“L’evasione è un reato, pagare in contanti è una libera scelta”, l’iniziativa di PIN, Partite Iva Nazionali, sta riscuotendo grande successo in tutto il Paese.

PIN aveva presentato in Senato una petizione in merito all’argomento cashback, la numero 669 resa nota in VI Commissione Finanza, con cui si chiedeva la modifica del piano cashless, motivata dall’inopportuna manovra presentata e portata avanti durante il periodo pandemico, con la reale necessità della cancellazione delle commissioni bancarie a giustifica di una azione, quanto meno, perequativa e non discriminatoria nei confronti dei titolari di partita iva.

“Se un cliente fa un acquisto con bonifico paga le commissioni se lo fa con il bancomat o carta di credito, perché le paga l’esercente! Perché questa differenza? Siamo ancora una volta imbarazzati nell’apprendere che in questi giorni il MEF stia ancora discutendo ed ancor peggio valutando se punire o no i cosiddetti furbetti del cashback, ossia quei clienti che sfruttando una falla del sistema normativo strisciando la propria carta bancomat sui pos degli esercenti, ancora una volta beffati e danneggiati da un sistema economico che fa acqua da tutte le parti nella speranza di accumulare maggiori punteggi al fine di conquistare il fatidico premio di miglior strisciatore”, dichiara il presidente di PIN, Antonio Sorrento.
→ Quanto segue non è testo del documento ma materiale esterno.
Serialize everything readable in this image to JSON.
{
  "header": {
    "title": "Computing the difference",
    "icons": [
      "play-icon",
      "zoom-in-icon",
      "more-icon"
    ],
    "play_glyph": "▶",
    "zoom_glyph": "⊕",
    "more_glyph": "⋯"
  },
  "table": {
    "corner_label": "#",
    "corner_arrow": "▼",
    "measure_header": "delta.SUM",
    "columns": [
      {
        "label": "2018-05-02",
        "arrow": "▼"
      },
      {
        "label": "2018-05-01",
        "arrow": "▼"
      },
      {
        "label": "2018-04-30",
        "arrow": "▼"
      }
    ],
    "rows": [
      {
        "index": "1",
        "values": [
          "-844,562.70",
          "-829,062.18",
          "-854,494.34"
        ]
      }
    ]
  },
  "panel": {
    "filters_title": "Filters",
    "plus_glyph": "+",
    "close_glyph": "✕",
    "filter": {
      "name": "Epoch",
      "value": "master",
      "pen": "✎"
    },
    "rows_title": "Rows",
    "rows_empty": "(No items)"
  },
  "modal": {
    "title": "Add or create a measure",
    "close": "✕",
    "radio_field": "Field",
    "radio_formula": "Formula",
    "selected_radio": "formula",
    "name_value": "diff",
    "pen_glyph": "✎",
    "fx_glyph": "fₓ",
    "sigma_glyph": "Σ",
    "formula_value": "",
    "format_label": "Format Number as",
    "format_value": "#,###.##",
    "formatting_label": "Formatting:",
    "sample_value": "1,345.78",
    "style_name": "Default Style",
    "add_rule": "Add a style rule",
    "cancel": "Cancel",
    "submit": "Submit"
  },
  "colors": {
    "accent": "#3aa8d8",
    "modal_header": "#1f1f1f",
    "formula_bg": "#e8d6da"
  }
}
“Anche noi con i nostri associati da mesi abbiamo adottato la misura di fare uno sconto al cliente del 10% all’emissione dello scontrino fiscale per contrastare la continua vessazione delle commissioni bancarie – aggiunge Paolo Bianchini, presidente di MIO Italia -. La lotta all’evasione è cosa diversa dalle misure sempre adottate in favore delle banche. A questo problema del cashback e delle commissioni bancarie si aggiunge anche il problema nel problema di cui nessuno ha ancora parlato che riguarda il comparto dell’ospitalità a tavola (Horeca). Mi riferisco al personale di sala e di cucina difficilissimo da trovare ora che ristoranti, bar, pizzerie e cocktail bar si apprestano a riaprire – se la politica farà la sua parte – a pieno regime. Il reddito di cittadinanza (come il sussidio di vario tipo) funge da deterrente occupazionale per i giovani e meno giovani, che preferiscono continuare a percepirlo e, quando si presentano ai colloqui, chiedono di lavorare in nero. In ogni caso ci pensano due volte prima di entrare o rientrare nel mondo del lavoro. Non solo. Le eventuali esperienze occupazionali degli studenti diventano irrealizzabili, perché questi ultimi chiedono di lavorare saltuariamente, senza impegno, e quindi non possono essere inquadrati. Troppo assistenzialismo in questo senso fa male, incentiva la disoccupazione e soprattutto la richiesta di lavoro in nero, mettendo in difficoltà i piccoli imprenditori. La politica dovrebbe battere un colpo, anche perché le esperienze lavorative, come ad esempio quella di cameriere in un locale, sono formative per un giovane studente, fanno curriculum e sono considerate positivamente dalle aziende che assumono”.

“Urge instaurare un serio dialogo di ascolto risolutivo tra le parti sociali datoriali e la classe politica che oggi è al governo del nostro Paese, prima che sia troppo tardi per tutto e per tutti”, conclude Sorrento.